Les Chroniques de l'Imaginaire

La main gauche de la nuit - Le Guin, Ursula K.

Au fond de l'espace, une planète glacée, Gethen, nommée Nivôse par l'Ekumen, qui est une fédération très souple de civilisations. Sur cette planète, des enquêteurs sont déjà venus, incognito, et au vu de leur rapport l'Ekumen a décidé que le temps était venu pour Gethen d'apprendre l'existence des autres mondes humains par la visite d'un Envoyé.

Celui-ci, Genly Aï, commence son séjour par des mois en Karhaïde, l'une des nations dominantes de la planète, gouvernée par un roi fou, dont le premier ministre, Therem Harth rem ir Estraven, croit à ses dires et réussit à lui obtenir une audience auprès du Roi, avant d'être condamné à l'exil. Il réussit à gagner l'Orgoreyn, autre nation voisine et rivale de la Karhaïde, dont la forme de gouvernement et "l'ambiance" évoquent un peu l'ex-URSS. C'est là également qu'arrive l'Envoyé, auquel le remplaçant d'Estraven n'est pas favorable. Malheureusement, les Commensaux qui gouvernent l'Orgoreyn estiment leur pouvoir menacé par sa présence et l'emprisonnent dans une de leurs Fermes de Travail (sorte de goulag), d'où Estraven, qui se sent responsable de son sort, le tire. Tous deux vont devoir traverser la calotte glaciaire pour regagner la "civilisation".

Voilà pour "l'action" du roman, si l'on peut parler d'action dans ce roman lent, très intériorisé, et dont l'argument de base, tel que je l'ai exposé ci-dessus, n'est ni très original ni passionnant.

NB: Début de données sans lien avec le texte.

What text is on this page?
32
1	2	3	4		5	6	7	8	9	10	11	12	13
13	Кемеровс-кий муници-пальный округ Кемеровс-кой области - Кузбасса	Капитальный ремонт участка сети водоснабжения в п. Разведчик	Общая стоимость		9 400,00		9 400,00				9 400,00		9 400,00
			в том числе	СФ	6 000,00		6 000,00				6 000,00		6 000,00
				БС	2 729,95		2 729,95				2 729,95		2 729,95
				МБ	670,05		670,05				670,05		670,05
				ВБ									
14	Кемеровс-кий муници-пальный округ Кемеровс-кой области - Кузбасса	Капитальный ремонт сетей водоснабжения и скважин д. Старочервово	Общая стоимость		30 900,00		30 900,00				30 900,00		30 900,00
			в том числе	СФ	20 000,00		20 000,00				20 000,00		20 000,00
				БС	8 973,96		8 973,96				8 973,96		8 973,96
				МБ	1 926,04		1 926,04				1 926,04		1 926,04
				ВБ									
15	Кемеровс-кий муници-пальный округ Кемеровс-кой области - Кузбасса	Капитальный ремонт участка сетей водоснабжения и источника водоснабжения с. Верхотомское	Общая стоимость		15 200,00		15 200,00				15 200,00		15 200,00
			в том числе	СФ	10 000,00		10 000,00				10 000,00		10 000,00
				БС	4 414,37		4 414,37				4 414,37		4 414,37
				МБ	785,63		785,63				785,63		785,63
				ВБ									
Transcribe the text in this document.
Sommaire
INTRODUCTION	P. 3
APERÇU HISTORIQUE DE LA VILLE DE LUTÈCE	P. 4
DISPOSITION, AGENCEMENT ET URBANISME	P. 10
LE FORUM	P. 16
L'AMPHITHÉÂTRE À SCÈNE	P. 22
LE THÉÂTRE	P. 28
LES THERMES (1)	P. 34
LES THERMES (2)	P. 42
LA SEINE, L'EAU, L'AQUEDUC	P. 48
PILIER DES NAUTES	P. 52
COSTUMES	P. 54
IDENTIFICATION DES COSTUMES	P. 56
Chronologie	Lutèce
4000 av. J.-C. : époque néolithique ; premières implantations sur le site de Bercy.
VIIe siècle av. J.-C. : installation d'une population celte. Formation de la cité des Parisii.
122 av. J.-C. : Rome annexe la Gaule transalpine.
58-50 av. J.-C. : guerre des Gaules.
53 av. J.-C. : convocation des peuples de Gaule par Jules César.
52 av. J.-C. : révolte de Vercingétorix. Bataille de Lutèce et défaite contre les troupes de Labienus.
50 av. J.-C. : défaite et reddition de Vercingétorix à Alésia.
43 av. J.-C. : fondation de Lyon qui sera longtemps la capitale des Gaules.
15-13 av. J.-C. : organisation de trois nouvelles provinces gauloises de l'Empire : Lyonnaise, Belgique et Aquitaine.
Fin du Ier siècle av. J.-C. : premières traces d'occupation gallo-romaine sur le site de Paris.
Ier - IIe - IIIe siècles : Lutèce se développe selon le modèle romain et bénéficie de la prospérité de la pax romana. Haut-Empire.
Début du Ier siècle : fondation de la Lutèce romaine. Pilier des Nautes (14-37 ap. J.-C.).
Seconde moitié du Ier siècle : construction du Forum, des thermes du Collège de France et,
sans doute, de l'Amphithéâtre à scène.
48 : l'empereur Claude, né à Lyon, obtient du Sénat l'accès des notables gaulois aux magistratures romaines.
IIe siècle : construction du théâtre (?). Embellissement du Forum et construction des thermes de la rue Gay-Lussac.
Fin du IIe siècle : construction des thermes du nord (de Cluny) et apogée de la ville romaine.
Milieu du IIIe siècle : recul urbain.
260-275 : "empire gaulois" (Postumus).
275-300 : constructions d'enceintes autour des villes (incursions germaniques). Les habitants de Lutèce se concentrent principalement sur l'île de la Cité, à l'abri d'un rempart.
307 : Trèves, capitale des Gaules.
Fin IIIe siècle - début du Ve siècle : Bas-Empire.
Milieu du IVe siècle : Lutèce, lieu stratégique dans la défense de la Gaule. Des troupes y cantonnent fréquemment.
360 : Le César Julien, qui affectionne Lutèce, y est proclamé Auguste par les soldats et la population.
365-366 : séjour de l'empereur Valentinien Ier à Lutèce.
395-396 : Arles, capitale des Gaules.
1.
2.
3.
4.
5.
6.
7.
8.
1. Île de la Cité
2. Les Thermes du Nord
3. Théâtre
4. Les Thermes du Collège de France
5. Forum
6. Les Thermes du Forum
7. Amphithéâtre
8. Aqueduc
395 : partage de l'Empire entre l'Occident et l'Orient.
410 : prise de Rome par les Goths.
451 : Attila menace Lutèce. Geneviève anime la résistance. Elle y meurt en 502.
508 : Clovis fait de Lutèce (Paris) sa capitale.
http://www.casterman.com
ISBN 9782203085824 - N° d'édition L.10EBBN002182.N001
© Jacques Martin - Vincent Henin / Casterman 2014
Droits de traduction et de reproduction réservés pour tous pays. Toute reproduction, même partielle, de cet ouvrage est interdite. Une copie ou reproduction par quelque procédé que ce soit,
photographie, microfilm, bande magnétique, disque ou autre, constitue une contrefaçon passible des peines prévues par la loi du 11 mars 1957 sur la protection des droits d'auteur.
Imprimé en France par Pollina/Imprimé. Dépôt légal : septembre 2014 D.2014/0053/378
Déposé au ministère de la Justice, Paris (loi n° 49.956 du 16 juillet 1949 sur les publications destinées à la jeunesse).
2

Ce qui me pousse à lire et relire et aimer infiniment ce superbe roman, qui a obtenu le prix Nébula en 1969 et le prix Hugo en 1970, c'est d'une part la forme d'écriture, une sorte de mosaïque à plusieurs voix, et d'autre part, surtout, les idées sur lesquelles il est bâti :

L'indifférenciation sexuelle 
Les indigènes de Gethen sont neutres, c'est-à-dire que, hors des périodes de rut, appelées kemma, ils ne sont pas différenciés sexuellement.

Je ne peux citer in extenso, quelque désir que j'aie de le faire, les conséquences que tire l'auteure de cet état de fait imposé à ses personnages, en voici un très bref extrait :
"Ils ne voient en leurs semblables ni des hommes ni des femmes. Et c'est là une chose qu'il nous est presque impossible d'imaginer. Quelle est la première question que nous posons sur un nouveau-né ? [...] Un homme veut faire valoir sa virilité, une femme sa féminité, si indirect et subtil que puisse être l'hommage qui leur est rendu. Sur Nivôse, cet hommage n'existe pas. C'est uniquement comme être humain qu'on y est respecté et jugé. C'est une expérience bouleversante."

La "précognition sur commande"
Contrairement au précédent, ce thème n'est pas d'une grande originalité, mais la façon dont il est traité me paraît intéressante. Si j'ai bien compris, il s'agit de voir comment est "tissé" le temps, ce qui permet de répondre aux questions qui sont posées. Tout le problème réside dans les questions dont certaines sont interdites, et dans ce cas le Tisseur doit refuser d'y répondre (au péril de sa vie et/ou de sa raison). Par ailleurs, et ceci mérite à mon avis d'être également souligné, ceux qui "voient" ce tissage sont des schizophrènes, dont le don est explicitement valorisé, ce qui fait d'eux autre chose que des "malades" à soigner.

La télépathie
Pas bien original non plus à priori. Et pourtant, parfois, elle fonctionne bizarrement. Par exemple, Estraven entend dans sa tête la voix de Genly Aï lui parlant par la voix de son frère mort, ce qui le trouble infiniment.

L'inceste
Admis entre frères sur Nivôse, mais interdit entre les générations. D'autre part, deux frères ne peuvent se jurer fidélité, et si leur union porte fruit, ils doivent impérativement se séparer. Ce thème-là me paraît plutôt original, et audacieux, surtout si on le replace dans l'époque où le roman a paru.